The plaintiff sued for a multitude of claims, including an allegation that punitive damages were being requested. The defendant filed this motion prior to trial to eliminate the claim for punitive damages.

Summary of the case

The court looked at Tennessee’s law concerning punitive damages. Under Tennessee’s law, punitive damages are only available for “only the most egregious of wrongs.” “Accordingly, under Tennessee’s law, “a court may … award punitive damages only if it finds a defendant has acted either (1) intentionally, (2) fraudulently, (3) maliciously, or (4) recklessly.”

Punitive damages are not available for gross negligence. To receive punitive damages under Tennessee’s law:

A person acts recklessly when the person is aware of, but consciously disregards, a substantial and unjustifiable risk of such a nature that its disregard constitutes a gross deviation from the standard of care that an ordinary person would exercise under all the circumstances.

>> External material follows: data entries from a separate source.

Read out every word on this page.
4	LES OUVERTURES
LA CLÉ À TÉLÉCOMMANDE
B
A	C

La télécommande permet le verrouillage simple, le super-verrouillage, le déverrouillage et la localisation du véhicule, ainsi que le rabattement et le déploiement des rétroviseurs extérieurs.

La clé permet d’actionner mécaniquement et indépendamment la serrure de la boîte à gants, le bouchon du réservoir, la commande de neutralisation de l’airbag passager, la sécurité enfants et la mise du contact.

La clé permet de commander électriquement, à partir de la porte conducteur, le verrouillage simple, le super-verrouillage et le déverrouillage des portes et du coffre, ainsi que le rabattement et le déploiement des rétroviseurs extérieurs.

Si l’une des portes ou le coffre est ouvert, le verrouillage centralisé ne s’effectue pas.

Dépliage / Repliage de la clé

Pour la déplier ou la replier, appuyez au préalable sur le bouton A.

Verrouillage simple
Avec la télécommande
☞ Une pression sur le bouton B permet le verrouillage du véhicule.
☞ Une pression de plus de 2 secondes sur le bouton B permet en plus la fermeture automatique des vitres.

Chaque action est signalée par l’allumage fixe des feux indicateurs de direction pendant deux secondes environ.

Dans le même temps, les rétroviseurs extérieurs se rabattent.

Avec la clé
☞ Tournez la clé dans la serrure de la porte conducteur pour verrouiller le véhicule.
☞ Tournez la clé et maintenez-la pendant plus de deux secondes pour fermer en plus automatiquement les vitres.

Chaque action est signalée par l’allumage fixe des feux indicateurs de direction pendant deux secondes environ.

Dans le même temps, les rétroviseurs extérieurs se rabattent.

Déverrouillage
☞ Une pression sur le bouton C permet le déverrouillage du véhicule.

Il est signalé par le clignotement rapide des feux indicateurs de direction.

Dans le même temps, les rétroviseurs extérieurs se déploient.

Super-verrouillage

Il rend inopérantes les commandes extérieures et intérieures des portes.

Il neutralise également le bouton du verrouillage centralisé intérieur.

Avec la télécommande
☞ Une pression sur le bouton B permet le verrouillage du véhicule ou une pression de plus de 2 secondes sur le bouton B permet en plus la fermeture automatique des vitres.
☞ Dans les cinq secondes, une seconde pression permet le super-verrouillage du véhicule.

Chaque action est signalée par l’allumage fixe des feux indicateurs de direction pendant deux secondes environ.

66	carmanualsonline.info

In this case, the complaint did not make any allegations that fit within the required definitions. Consequently, the part of the complaint demanding punitive damages was dismissed.

So Now What?

This was a pre-trial motion that was of interest; however, this is not a final decision in the case and could be overturned by another court after the trial on this case.

Tennessee has higher requirements for most other states to ask for and receive punitive damages. Consequently, the defendant was able to dismiss that part of the complaint in advance of trial.

It never hurts to know the specifics of what is required to prove damages above normal damages. That knowledge can help keep you safe.